John Hamilton (Australian politician)
John Hamilton (19 August 1841 – 7 December 1916), also known as John Dinwoodie, was an Australian politician.
He was born in Melbourne to saddler John Dinwoodie and Janet, née McFarlane. He was sent to a private tutor in England before travelling to Rockhampton with the intention to become a pastoralist. He instead became a gold miner at the Calliope gold rush and moved to Gympie in 1867, where he became a magistrate under the name John Hamilton. He also practiced as a doctor despite his lack of qualifications, and in 1877 was a surgeon to the hospital at the gold rush, where he attracted publicity with a public dispute with the local warden and a successful defamation case after allegations that he seduced the daughter of a friend of the local editor. In 1878 he was elected to the Queensland Legislative Assembly for Gympie and supported Thomas McIlwraith's conservative group. In 1883 he changed seat to Cook, winning the election amid allegations of vote rigging.

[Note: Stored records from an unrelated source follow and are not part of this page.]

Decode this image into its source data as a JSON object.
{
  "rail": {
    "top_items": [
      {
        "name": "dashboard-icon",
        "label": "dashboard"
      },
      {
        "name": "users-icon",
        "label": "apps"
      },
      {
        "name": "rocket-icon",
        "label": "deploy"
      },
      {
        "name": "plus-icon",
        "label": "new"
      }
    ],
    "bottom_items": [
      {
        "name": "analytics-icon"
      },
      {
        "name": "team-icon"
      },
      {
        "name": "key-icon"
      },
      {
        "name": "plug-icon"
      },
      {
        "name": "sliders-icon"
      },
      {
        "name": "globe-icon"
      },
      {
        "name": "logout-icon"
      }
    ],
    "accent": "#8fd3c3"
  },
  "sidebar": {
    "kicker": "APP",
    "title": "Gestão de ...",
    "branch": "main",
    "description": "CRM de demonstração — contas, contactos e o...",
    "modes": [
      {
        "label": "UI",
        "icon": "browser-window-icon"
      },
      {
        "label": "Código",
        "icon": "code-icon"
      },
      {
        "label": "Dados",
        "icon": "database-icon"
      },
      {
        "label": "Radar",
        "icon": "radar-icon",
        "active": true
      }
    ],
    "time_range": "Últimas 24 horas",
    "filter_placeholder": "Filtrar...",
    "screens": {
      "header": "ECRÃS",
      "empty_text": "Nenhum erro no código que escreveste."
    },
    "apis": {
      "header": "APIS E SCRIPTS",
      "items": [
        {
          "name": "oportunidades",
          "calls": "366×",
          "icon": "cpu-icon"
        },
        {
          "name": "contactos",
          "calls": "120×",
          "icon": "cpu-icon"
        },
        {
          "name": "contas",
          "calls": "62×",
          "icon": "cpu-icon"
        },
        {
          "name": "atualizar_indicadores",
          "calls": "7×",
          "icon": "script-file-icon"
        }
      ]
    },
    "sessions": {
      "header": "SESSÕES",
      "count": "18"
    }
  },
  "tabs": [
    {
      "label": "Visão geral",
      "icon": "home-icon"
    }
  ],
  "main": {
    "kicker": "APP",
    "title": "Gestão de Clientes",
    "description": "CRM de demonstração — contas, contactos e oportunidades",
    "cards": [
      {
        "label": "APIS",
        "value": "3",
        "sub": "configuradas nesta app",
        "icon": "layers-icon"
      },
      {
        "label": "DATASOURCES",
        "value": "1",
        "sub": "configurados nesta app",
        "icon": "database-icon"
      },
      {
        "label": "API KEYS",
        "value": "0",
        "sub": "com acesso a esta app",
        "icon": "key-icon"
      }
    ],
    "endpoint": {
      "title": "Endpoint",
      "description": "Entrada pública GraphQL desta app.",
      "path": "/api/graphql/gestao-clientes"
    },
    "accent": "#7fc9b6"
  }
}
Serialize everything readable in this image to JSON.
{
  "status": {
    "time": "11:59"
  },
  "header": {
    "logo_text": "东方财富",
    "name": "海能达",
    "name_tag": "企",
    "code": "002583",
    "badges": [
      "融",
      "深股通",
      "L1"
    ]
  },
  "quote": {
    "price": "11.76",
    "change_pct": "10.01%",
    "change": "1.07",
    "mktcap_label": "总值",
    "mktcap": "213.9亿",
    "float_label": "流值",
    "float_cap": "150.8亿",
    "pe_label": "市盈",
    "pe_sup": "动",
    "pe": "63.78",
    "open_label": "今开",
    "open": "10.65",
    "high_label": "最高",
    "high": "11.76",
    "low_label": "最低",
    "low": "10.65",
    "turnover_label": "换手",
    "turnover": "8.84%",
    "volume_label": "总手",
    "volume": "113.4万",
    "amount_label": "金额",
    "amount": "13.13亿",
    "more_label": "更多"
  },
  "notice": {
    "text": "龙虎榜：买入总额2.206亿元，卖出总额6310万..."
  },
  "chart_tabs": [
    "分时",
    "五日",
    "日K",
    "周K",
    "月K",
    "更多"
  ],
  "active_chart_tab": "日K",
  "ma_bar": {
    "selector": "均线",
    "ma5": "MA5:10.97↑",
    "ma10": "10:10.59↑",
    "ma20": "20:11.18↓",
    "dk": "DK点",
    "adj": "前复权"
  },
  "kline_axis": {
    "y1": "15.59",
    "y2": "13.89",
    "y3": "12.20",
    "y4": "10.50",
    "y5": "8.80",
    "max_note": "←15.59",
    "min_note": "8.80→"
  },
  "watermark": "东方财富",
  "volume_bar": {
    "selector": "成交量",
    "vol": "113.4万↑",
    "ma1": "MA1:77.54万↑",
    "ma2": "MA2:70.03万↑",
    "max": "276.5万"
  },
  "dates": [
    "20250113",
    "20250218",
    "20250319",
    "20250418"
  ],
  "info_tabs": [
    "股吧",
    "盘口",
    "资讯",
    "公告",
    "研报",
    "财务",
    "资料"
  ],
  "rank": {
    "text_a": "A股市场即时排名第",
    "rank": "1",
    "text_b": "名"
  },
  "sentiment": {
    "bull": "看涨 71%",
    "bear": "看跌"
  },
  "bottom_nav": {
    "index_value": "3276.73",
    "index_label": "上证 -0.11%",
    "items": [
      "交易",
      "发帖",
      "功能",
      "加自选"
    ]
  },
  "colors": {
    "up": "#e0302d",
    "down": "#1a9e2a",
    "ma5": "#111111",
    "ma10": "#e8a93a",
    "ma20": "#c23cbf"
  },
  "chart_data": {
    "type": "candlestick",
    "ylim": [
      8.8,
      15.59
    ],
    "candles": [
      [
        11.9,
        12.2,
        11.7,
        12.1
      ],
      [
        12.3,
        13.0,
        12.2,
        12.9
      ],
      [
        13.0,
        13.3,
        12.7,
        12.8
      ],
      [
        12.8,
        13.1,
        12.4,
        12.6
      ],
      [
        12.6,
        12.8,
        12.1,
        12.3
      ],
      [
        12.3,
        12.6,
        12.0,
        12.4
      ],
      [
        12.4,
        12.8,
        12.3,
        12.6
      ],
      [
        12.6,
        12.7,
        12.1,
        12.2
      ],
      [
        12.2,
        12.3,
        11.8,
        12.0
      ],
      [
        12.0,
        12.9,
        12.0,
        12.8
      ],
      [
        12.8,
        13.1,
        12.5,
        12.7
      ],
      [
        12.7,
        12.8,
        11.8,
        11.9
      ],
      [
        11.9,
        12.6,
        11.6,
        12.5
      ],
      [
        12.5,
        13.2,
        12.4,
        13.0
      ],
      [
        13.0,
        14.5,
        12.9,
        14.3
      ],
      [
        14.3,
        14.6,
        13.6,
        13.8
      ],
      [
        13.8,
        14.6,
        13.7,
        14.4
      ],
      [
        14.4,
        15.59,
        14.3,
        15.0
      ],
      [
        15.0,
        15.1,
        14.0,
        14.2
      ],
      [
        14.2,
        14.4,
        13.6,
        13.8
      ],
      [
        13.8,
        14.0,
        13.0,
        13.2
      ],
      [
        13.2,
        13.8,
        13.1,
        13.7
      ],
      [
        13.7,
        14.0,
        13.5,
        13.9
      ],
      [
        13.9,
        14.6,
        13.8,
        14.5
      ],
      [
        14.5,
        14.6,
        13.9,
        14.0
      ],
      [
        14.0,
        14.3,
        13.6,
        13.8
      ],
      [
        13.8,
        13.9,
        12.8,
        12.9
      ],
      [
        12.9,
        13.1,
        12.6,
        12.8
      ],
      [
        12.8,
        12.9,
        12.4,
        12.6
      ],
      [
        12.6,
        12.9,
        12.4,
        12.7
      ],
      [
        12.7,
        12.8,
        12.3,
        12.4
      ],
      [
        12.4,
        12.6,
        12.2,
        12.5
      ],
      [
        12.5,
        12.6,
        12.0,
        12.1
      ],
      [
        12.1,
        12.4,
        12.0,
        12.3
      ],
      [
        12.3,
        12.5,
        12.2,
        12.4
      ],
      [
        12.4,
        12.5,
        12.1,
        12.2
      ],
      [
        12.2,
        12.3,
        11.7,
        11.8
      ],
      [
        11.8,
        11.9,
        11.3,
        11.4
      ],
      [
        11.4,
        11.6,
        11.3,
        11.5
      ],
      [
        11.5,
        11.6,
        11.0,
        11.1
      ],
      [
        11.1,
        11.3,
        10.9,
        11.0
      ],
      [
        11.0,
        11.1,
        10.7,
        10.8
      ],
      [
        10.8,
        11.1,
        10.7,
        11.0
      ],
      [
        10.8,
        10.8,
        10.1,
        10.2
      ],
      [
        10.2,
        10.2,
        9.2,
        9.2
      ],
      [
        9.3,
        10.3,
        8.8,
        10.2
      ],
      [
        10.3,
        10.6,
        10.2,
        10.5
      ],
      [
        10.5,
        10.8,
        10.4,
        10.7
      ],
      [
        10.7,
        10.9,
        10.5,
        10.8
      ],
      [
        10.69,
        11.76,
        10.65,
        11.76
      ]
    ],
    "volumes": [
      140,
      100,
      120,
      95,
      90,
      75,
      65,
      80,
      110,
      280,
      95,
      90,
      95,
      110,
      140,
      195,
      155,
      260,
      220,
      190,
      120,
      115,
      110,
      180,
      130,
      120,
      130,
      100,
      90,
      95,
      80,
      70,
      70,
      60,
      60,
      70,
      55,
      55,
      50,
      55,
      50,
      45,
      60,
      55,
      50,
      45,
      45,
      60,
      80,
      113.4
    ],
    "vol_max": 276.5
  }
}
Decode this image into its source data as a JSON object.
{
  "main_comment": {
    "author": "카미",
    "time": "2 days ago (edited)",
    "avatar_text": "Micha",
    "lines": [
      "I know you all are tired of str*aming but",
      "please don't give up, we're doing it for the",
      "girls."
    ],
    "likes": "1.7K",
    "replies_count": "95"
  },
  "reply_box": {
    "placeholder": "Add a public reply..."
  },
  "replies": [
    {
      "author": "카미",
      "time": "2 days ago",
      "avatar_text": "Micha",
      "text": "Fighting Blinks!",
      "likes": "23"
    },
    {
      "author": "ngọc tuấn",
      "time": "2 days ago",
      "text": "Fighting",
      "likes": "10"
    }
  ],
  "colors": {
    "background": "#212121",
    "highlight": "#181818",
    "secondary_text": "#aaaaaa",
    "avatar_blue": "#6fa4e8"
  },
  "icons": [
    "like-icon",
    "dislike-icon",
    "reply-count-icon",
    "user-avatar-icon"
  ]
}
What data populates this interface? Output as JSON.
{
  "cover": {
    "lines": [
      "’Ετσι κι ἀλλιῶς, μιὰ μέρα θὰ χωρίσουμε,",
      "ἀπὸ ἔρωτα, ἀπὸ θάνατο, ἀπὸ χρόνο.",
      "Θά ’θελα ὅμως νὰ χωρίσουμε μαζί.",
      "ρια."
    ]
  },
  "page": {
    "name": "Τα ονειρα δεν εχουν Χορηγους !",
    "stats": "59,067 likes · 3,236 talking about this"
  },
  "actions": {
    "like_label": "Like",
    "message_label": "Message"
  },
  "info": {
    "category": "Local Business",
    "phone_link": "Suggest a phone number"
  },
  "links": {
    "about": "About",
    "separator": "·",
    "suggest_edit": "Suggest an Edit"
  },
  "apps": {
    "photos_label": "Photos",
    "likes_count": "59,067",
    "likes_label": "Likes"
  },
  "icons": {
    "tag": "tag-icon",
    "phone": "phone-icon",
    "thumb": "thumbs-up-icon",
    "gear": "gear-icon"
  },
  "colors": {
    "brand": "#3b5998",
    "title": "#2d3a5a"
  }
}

Hamilton supported the North Queensland separatist movement and continued to support McIlwraith's conservative successors, becoming a significant but occasionally rebellious backbencher, successfully opposing the attempted reduction of parliamentary salaries in 1893 and defeating the nomination of Alfred Cowley as Speaker in 1899. In 1903 he lost his post as government whip and in 1904 lost his seat to a Labour candidate. He retired, and died in 1916 at Brisbane Hospital, having never married.